Only the Scots thought this was a good idea. The part of Panama where they planned to build the colony was the Darien Gap, and though it was uninhabited, it was close to two critical Spanish ports, Porto Bello and Cartagena. We saw in the previous chapter that Peru’s silver was sent to Porto Bello before it was shipped to Spain; likewise, Cartagena was the shipping point for the gold and emeralds of Columbia. Whoever built a colony in that neighborhood was sure to make an enemy of Spain, and no other European power wanted to do that, while the succession to the throne of Spain was up in the air. England’s King William III was upset most of all, and he ordered all English colonies in the New World to give no support to the Scots.
Scotland went ahead with the “Darien Scheme” anyway. Paterson paid less attention to the reaction of other Europeans, and more attention to the fact that Spain wasn’t as strong as it used to be (remember the buccaneer raids on Panama, just a few years earlier). In 1698 the Company of Scotland sent its first expedition across the Atlantic, bringing 1,200 colonists to a part of eastern Panama they would call “Caledonia Bay.” They built a settlement named New Edinburgh and a fort named Fort St. Andrew. However, the colony only lasted for seven months. They ran out of food quickly, and the Scots hadn’t taken the jungle climate into account; Spain had a warmer climate than Scotland to begin with, so naturally the Spaniards did not suffer as much as the Scots in a place like this. A disease epidemic killed more than 300 colonists, including Paterson’s wife, and their bodies were buried in mass graves. Paterson himself was so sick from the fever that he had to be carried onto the ship, when the decision was made to abandon the colony. After further loss of life, one of their four ships made it back to Scotland.

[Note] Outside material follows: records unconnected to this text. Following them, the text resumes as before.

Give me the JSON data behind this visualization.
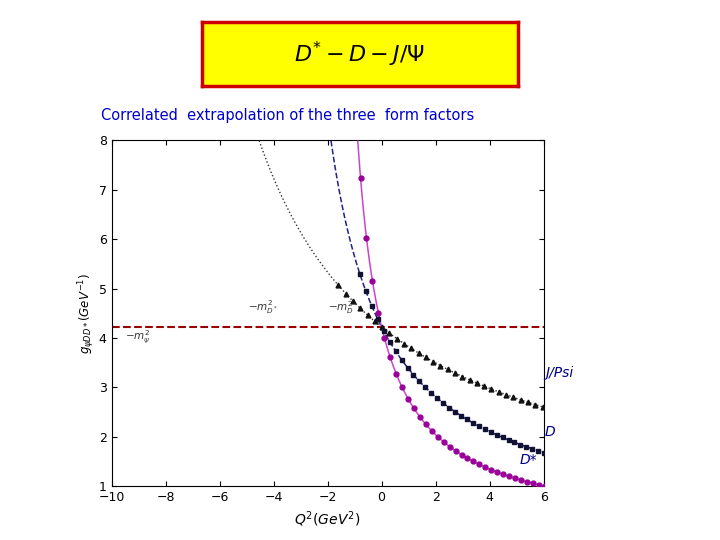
{
  "subtitle": "Correlated  extrapolation of the three  form factors",
  "subtitle_color": "#0000cc",
  "xlabel": "$Q^2(GeV^2)$",
  "ylabel": "$g_{\\psi DD*}(GeV^{-1})$",
  "xlim": [
    -10,
    6
  ],
  "ylim": [
    1,
    8
  ],
  "yticks": [
    1,
    2,
    3,
    4,
    5,
    6,
    7,
    8
  ],
  "xticks": [
    -10,
    -8,
    -6,
    -4,
    -2,
    0,
    2,
    4,
    6
  ],
  "horizontal_line_y": 4.22,
  "horizontal_line_color": "#990000",
  "mpsi2_abs": 9.6,
  "mDstar2_abs": 3.97,
  "mD2_abs": 1.87,
  "g0": 4.22,
  "g0_jpsi": 4.22,
  "g0_D": 4.22,
  "g0_Dstar": 4.22,
  "D_curve_color": "#cc44cc",
  "Dstar_curve_color": "#222288",
  "Jpsi_curve_color": "#333333",
  "label_color": "#000088",
  "bg_color": "#ffffff",
  "box_facecolor": "#ffff00",
  "box_edgecolor": "#cc0000"
}
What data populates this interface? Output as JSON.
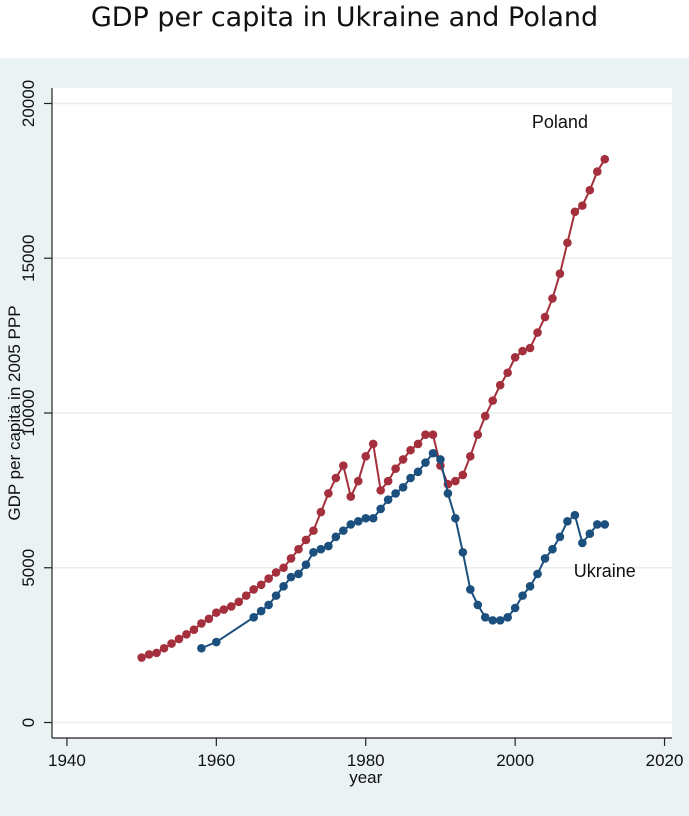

Unfortunately, that ship did not come back with the bad news before the second expedition left, with another thousand colonists (June 1699). It arrived to find a deserted settlement at Caledonia Bay. Despite this, the settlers decided to try their luck. They were encouraged when they defeated the nearest Spanish army unit in early 1700, but that only made the Spaniards angry, and one week later they sent a much larger force. Against this, the Scots were hopelessly outnumbered, and they surrendered after a two-week siege.
The Darien Scheme had been a colossal failure. The money spent gained nothing in return, ten of the thirteen ships committed had been lost, and a lot of lives had been wasted; many of the casualties had starved before they could return to Europe, thanks to King William’s decree. Because of the fiasco, and a major fire in Edinburgh in February 1700, the Presbyterian Church suggested that God was mad at Scotland, and called for days of prayer and fasting. Indeed, one of the reasons why Scotland accepted the 1707 Act of Union, which merged England and Scotland to form the United Kingdom, was because the treaty called for compensating the Darien investors with an “equivalent” of nearly £400,000, plus 5 percent interest over a nine year period to cover the rest. Moreover, the Scots realized that their nation could not go it alone, nor could they count on England’s support, though a Scottish king had ruled England as recently as 1688. Henceforth, in this narrative we will not be referring to the citizens of Great Britain as English, Scots or Welsh, but as British, or simply Brits.